Within the first moments of class the facilitator was tasked with creating an environment that caused the learner to assess, engage, and find safety. As that process began for the class, the facilitator stayed one step ahead beginning to reveal the identities of the individuals in the room by finding similarities, differences, interests, and dislikes. About the time the class began to see their peers as individuals that could influence learning, the environment was wholly embraced, and the structure of the semester was revealed. This began to cause a stir amongst the relatively comfortable adults now. What do you mean we need to pick, right now, a topic for which we will be creating the content together? What the class didn’t realize at the time was that by choosing, we would later feel in control as we explored uncomfortable vocabulary and much debated theory. These first weeks were heated with intention to create a safe space for learning and listening and to introduce the idea of assessment, recognition, and exploration (or critical reflection).

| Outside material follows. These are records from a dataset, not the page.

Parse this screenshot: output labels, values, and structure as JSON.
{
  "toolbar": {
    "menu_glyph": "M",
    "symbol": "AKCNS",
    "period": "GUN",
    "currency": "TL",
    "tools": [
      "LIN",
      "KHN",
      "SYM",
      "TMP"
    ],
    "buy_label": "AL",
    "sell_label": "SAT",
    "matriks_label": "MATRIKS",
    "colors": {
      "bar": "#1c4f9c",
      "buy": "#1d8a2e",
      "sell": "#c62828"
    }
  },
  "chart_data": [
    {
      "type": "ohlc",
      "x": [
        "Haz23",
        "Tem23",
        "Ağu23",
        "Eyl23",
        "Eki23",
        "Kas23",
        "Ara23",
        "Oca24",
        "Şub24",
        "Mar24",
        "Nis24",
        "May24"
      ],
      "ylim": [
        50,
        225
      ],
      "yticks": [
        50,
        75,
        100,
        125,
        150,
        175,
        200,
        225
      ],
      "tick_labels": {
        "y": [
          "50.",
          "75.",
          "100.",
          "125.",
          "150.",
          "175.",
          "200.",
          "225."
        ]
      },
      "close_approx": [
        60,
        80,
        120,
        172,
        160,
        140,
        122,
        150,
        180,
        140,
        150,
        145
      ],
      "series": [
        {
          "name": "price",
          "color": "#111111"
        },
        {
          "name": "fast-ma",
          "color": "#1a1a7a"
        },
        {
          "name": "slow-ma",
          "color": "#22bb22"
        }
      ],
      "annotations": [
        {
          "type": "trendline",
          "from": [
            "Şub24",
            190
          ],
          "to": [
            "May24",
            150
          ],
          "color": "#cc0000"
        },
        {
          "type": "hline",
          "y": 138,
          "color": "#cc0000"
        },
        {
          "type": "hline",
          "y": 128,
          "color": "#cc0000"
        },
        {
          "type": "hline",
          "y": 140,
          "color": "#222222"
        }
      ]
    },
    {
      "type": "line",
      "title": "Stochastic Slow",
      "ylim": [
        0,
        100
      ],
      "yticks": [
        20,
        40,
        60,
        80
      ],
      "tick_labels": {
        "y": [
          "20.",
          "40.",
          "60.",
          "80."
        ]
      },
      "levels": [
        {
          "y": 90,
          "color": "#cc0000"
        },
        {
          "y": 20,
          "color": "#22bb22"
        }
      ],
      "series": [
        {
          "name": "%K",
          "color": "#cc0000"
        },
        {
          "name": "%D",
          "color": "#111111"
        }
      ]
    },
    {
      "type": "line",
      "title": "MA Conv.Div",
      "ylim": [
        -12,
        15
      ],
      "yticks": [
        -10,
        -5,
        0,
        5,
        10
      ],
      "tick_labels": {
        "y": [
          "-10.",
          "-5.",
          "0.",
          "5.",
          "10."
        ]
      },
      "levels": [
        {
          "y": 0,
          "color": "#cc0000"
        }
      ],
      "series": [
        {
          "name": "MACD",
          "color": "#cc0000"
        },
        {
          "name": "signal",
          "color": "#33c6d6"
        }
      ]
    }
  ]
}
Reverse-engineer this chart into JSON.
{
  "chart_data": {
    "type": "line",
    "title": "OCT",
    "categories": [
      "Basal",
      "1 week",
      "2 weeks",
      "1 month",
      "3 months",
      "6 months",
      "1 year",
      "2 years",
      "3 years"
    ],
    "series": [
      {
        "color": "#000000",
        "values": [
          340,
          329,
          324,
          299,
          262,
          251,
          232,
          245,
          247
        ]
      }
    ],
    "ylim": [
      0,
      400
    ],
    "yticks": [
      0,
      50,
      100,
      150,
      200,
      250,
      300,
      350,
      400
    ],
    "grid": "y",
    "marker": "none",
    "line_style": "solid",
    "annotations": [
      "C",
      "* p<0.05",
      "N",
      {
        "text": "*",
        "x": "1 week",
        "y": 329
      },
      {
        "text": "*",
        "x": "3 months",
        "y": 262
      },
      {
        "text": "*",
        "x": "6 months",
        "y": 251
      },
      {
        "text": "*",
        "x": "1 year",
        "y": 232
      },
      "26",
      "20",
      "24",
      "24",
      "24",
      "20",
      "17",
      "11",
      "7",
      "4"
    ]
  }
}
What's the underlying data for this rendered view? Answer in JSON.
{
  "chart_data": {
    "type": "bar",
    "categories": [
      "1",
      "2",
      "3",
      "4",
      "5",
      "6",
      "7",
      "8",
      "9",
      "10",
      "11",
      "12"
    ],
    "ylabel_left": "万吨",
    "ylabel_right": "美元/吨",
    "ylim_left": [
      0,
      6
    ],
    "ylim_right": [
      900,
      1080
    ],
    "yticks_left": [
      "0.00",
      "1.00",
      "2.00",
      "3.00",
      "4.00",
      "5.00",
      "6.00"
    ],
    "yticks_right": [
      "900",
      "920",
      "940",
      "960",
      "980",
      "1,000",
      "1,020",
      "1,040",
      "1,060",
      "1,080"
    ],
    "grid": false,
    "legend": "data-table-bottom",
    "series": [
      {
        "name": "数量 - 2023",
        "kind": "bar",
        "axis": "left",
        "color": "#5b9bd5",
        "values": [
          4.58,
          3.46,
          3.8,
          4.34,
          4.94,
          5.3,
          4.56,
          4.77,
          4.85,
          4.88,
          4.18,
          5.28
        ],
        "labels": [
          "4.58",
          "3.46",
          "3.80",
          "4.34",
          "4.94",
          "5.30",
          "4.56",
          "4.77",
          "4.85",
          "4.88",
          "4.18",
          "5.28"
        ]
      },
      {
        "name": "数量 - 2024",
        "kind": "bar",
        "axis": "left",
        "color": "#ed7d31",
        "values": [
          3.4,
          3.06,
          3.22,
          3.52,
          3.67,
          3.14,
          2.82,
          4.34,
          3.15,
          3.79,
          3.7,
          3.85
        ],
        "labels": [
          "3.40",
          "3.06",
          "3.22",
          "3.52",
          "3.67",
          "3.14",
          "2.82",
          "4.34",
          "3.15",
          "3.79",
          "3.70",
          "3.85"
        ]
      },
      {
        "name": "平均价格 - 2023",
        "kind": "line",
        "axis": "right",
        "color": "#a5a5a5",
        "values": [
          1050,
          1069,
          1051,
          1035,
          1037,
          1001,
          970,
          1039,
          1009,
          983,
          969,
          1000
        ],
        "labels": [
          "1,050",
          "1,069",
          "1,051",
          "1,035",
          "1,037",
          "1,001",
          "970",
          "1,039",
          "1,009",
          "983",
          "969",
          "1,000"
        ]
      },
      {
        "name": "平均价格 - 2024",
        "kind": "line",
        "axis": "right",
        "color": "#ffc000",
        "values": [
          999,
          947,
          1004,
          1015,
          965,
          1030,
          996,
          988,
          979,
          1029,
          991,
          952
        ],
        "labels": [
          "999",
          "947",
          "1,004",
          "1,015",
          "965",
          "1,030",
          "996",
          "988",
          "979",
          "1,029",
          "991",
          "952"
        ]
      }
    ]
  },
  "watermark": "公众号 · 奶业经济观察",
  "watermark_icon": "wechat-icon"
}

As we began to dive into the content, the terminology, finding out how transformative learning was being used today versus the past, and even getting to Skype with Dr. John Dirkx, we all began to turn inward. We would read an article on emotional intelligence or what it is like to be a leader and began hearing the stories of our peers. As the content began to grow, stories swelled, we were all making meaning from our peers’ misunderstandings, and wrestling with the words, and/or by seeing the terminology fall into place in our own tales. It was incredible and exhausting. For someone like me, I couldn’t wait to get past this part and dig into what this looks like on a practical level, in the field.
Turns out my desires were right on pace for what the facilitator was anticipating and transformative learning theory reveals. We were beginning to shape meaning, own our knowledge, and find competence and confidence. Right on schedule the facilitator began introducing the ethical dilemmas of transformative learning, global perspectives, and what transformative learning looks like in a virtual world. Once we had experienced how we had transformed in our past experiences, we began to see our experience in the classroom as its own transformative learning opportunity. This framework then was easy to lift and lower onto other environments, audiences, and content. We could then visualize how Paulo Freire could recognize a problem, see the moving concerns, understand the stakeholders, and create solutions from within.
This all occurred by me taking a sixteen week course in the middle of my academic career focused on one theory, transformative learning. I found myself wishing I could take sixteen weeks to unfold other theories, and thrilled that the theory I had the opportunity to unfold had such personal power. As a student, learning the mechanics behind the curtain did not weaken my experience but created an opportunity for respect, understanding, and compassion toward those willing to facilitate my academic experiences.
Dirkx, J. M., Mezirow, J., & Cranton, P. (2006). Musings and reflections on the meaning, context and process of transformative learning. Journal of Transformative Education, 4(2), 123-139. DOI: 10.1177/1541344606287503
Mexirow, J. (1997). New direction for adult and continuing education. San Francisco, CA: Jossey- Bass Publishers.